Ein totes Pferd ist ein klarer Zustand. Kein Herzschlag = Pferd tot.

Heisst das im Handel: kein Kunde für einen Tag = Geschäft tot? Vielleicht ist es so, aber manche überlegen sich was, stecken die eigenen Ansprüche zurück und kämpfen.
Aber: Wo ist als Händler der Punkt wo man aufgibt, und an welchen Schräubchen kann man drehen und kämpfen? Ein anderer platter Kalenderspruch lautet daß Erfolg 1% Idee, 1% Glück und 98% Durchhaltevermögen ist. Also Pferd tot oder einfach zu schnell aufgegeben, zu wenig probiert, keine Ideen gehabt, an sich selbst gescheitert?
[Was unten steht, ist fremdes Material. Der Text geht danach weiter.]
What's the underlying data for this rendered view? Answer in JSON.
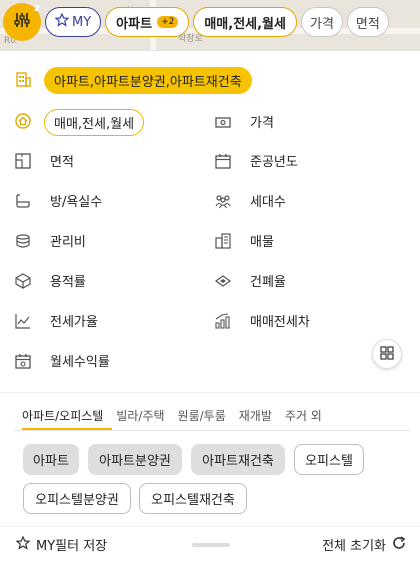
{
  "map": {
    "label_fragment_1": "학",
    "label_fragment_2": "학장로",
    "label_fragment_3": "R0"
  },
  "topbar": {
    "filter_badge": "2",
    "my_label": "MY",
    "type_chip": "아파트",
    "type_chip_extra": "+2",
    "deal_chip": "매매,전세,월세",
    "price_chip": "가격",
    "area_chip": "면적"
  },
  "panel": {
    "property_type": "아파트,아파트분양권,아파트재건축",
    "deal_type": "매매,전세,월세",
    "filters": {
      "price": "가격",
      "area": "면적",
      "year_built": "준공년도",
      "rooms": "방/욕실수",
      "households": "세대수",
      "maintenance": "관리비",
      "listings": "매물",
      "floor_area_ratio": "용적률",
      "building_coverage": "건폐율",
      "jeonse_rate": "전세가율",
      "price_gap": "매매전세차",
      "rent_yield": "월세수익률"
    }
  },
  "tabs": [
    "아파트/오피스텔",
    "빌라/주택",
    "원룸/투룸",
    "재개발",
    "주거 외"
  ],
  "options": {
    "apt": "아파트",
    "apt_presale": "아파트분양권",
    "apt_rebuild": "아파트재건축",
    "officetel": "오피스텔",
    "officetel_presale": "오피스텔분양권",
    "officetel_rebuild": "오피스텔재건축"
  },
  "footer": {
    "save": "MY필터 저장",
    "reset": "전체 초기화"
  },
  "colors": {
    "accent": "#f4b400",
    "my": "#3b3fa6"
  }
}
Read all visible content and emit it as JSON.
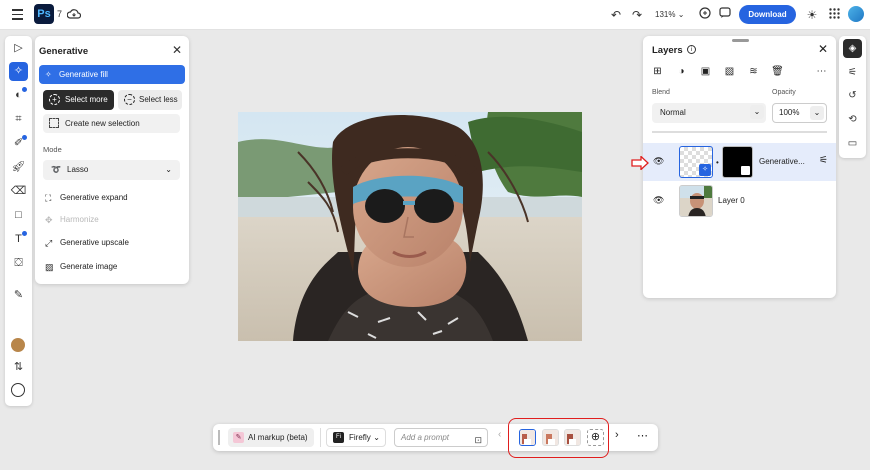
{
  "topbar": {
    "logo": "Ps",
    "version_count": "7",
    "zoom": "131%",
    "download_label": "Download",
    "accent": "#2664e0"
  },
  "generative_panel": {
    "title": "Generative",
    "fill_label": "Generative fill",
    "select_more": "Select more",
    "select_less": "Select less",
    "new_selection": "Create new selection",
    "mode_label": "Mode",
    "mode_value": "Lasso",
    "items": [
      {
        "label": "Generative expand",
        "icon": "expand-icon",
        "disabled": false
      },
      {
        "label": "Harmonize",
        "icon": "harmonize-icon",
        "disabled": true
      },
      {
        "label": "Generative upscale",
        "icon": "upscale-icon",
        "disabled": false
      },
      {
        "label": "Generate image",
        "icon": "image-icon",
        "disabled": false
      }
    ]
  },
  "layers_panel": {
    "title": "Layers",
    "blend_label": "Blend",
    "blend_value": "Normal",
    "opacity_label": "Opacity",
    "opacity_value": "100%",
    "layers": [
      {
        "name": "Generative...",
        "selected": true
      },
      {
        "name": "Layer 0",
        "selected": false
      }
    ]
  },
  "taskbar": {
    "ai_markup": "AI markup (beta)",
    "model": "Firefly",
    "prompt_placeholder": "Add a prompt"
  },
  "swatches": {
    "foreground": "#b8864a",
    "background": "#ffffff"
  }
}
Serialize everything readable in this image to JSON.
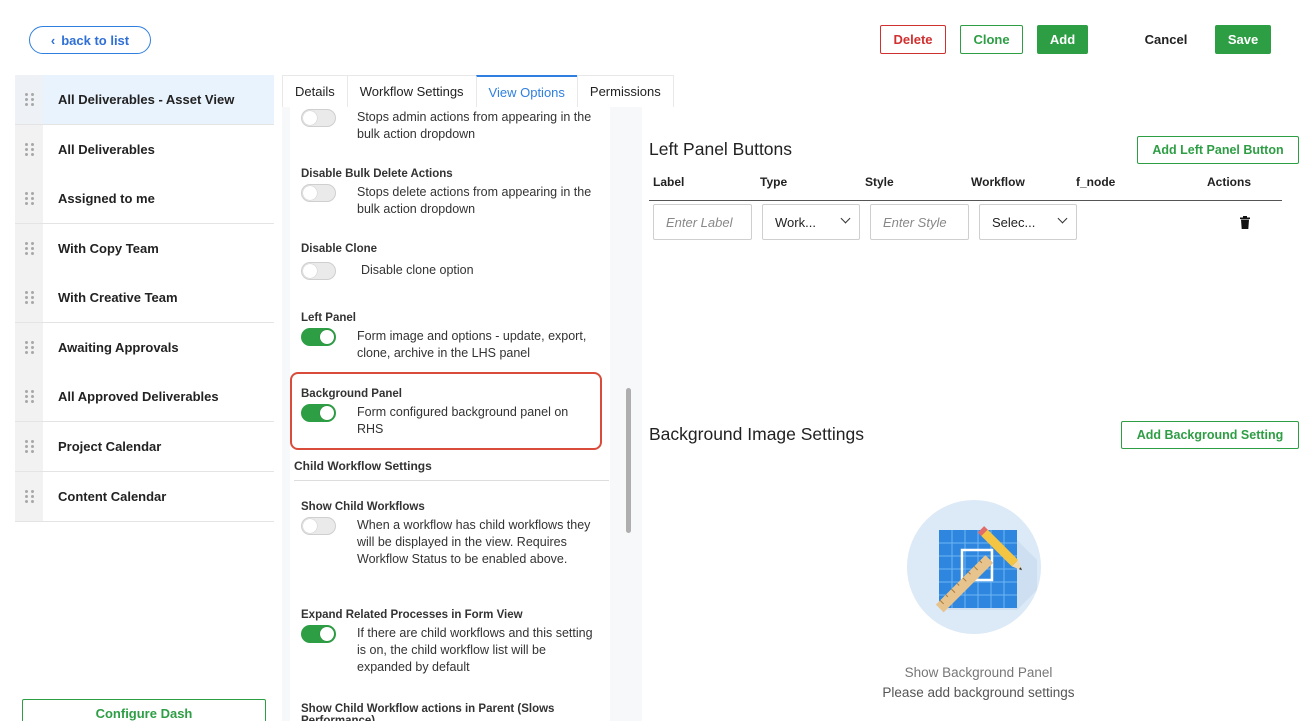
{
  "header": {
    "back_label": "back to list",
    "delete_label": "Delete",
    "clone_label": "Clone",
    "add_label": "Add",
    "cancel_label": "Cancel",
    "save_label": "Save"
  },
  "sidebar": {
    "items": [
      {
        "label": "All Deliverables - Asset View",
        "active": true
      },
      {
        "label": "All Deliverables"
      },
      {
        "label": "Assigned to me"
      },
      {
        "label": "With Copy Team"
      },
      {
        "label": "With Creative Team"
      },
      {
        "label": "Awaiting Approvals"
      },
      {
        "label": "All Approved Deliverables"
      },
      {
        "label": "Project Calendar"
      },
      {
        "label": "Content Calendar"
      }
    ],
    "configure_label": "Configure Dash"
  },
  "tabs": [
    {
      "label": "Details"
    },
    {
      "label": "Workflow Settings"
    },
    {
      "label": "View Options",
      "active": true
    },
    {
      "label": "Permissions"
    }
  ],
  "settings": {
    "top_partial": {
      "desc": "Stops admin actions from appearing in the bulk action dropdown",
      "on": false
    },
    "disable_bulk_delete": {
      "title": "Disable Bulk Delete Actions",
      "desc": "Stops delete actions from appearing in the bulk action dropdown",
      "on": false
    },
    "disable_clone": {
      "title": "Disable Clone",
      "desc": "Disable clone option",
      "on": false
    },
    "left_panel": {
      "title": "Left Panel",
      "desc": "Form image and options - update, export, clone, archive in the LHS panel",
      "on": true
    },
    "background_panel": {
      "title": "Background Panel",
      "desc": "Form configured background panel on RHS",
      "on": true
    },
    "child_section_title": "Child Workflow Settings",
    "show_child": {
      "title": "Show Child Workflows",
      "desc": "When a workflow has child workflows they will be displayed in the view. Requires Workflow Status to be enabled above.",
      "on": false
    },
    "expand_related": {
      "title": "Expand Related Processes in Form View",
      "desc": "If there are child workflows and this setting is on, the child workflow list will be expanded by default",
      "on": true
    },
    "show_child_actions": {
      "title": "Show Child Workflow actions in Parent (Slows Performance)"
    }
  },
  "left_panel_buttons": {
    "title": "Left Panel Buttons",
    "add_label": "Add Left Panel Button",
    "columns": [
      "Label",
      "Type",
      "Style",
      "Workflow",
      "f_node",
      "Actions"
    ],
    "row": {
      "label_placeholder": "Enter Label",
      "type_value": "Work...",
      "style_placeholder": "Enter Style",
      "workflow_value": "Selec..."
    }
  },
  "background_settings": {
    "title": "Background Image Settings",
    "add_label": "Add Background Setting",
    "empty_line1": "Show Background Panel",
    "empty_line2": "Please add background settings"
  },
  "colors": {
    "accent_blue": "#2f7fe0",
    "green": "#2e9e45",
    "red": "#d0302f"
  }
}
Grundsätzlich für den stationären Handel Partei zu ergreifen ‚weil sonst die Strassen leer sind‘- ernsthaft? Gucken Sie doch in Ländern mit höherem Online Anteil als Österreich, ist dort die Apokalypse eingetreten und es weht nur noch der Wind durch die Innenstädte? Nein, es gibt eben andere Shops. Das ist nicht das Ende der Zivilisation, sondern Veränderung – und dafür braucht man Vorstellungsvermögen. Und wenn einem die Entwicklung nicht passt muss man Leute wählen die Amazon per Gesetz aufhalten und kapieren daß der Schwanz schon lange mit dem Hund wedelt.

An anderer Stelle schreiben die Hyänen über den Stellenabbau bei Media Saturn. Alle schimpfen auf ‚die Industrie‘ – dabei ist das alles ein System aus Wechselwirkungen.

An so einem schönen Sonntag für meinen Geschmack alles miteinander zu viel Fatalismus. Was in der Branche passiert, das ist nicht ‚Bestimmung‘, es ist das Ergebnis einer Entwicklung die vor 10 Jahren begonnen hat, an Geschwindigkeit aufzunehmen. Alle die jammern sind tote Pferde auf die keiner setzen und denen keiner zuhören sollte.
Am Dakota Indianer kann man sich mal kurz amüsieren, aber interessanter wäre es zu lesen wie der erfolgreiche heimische Elektrohandel aussieht.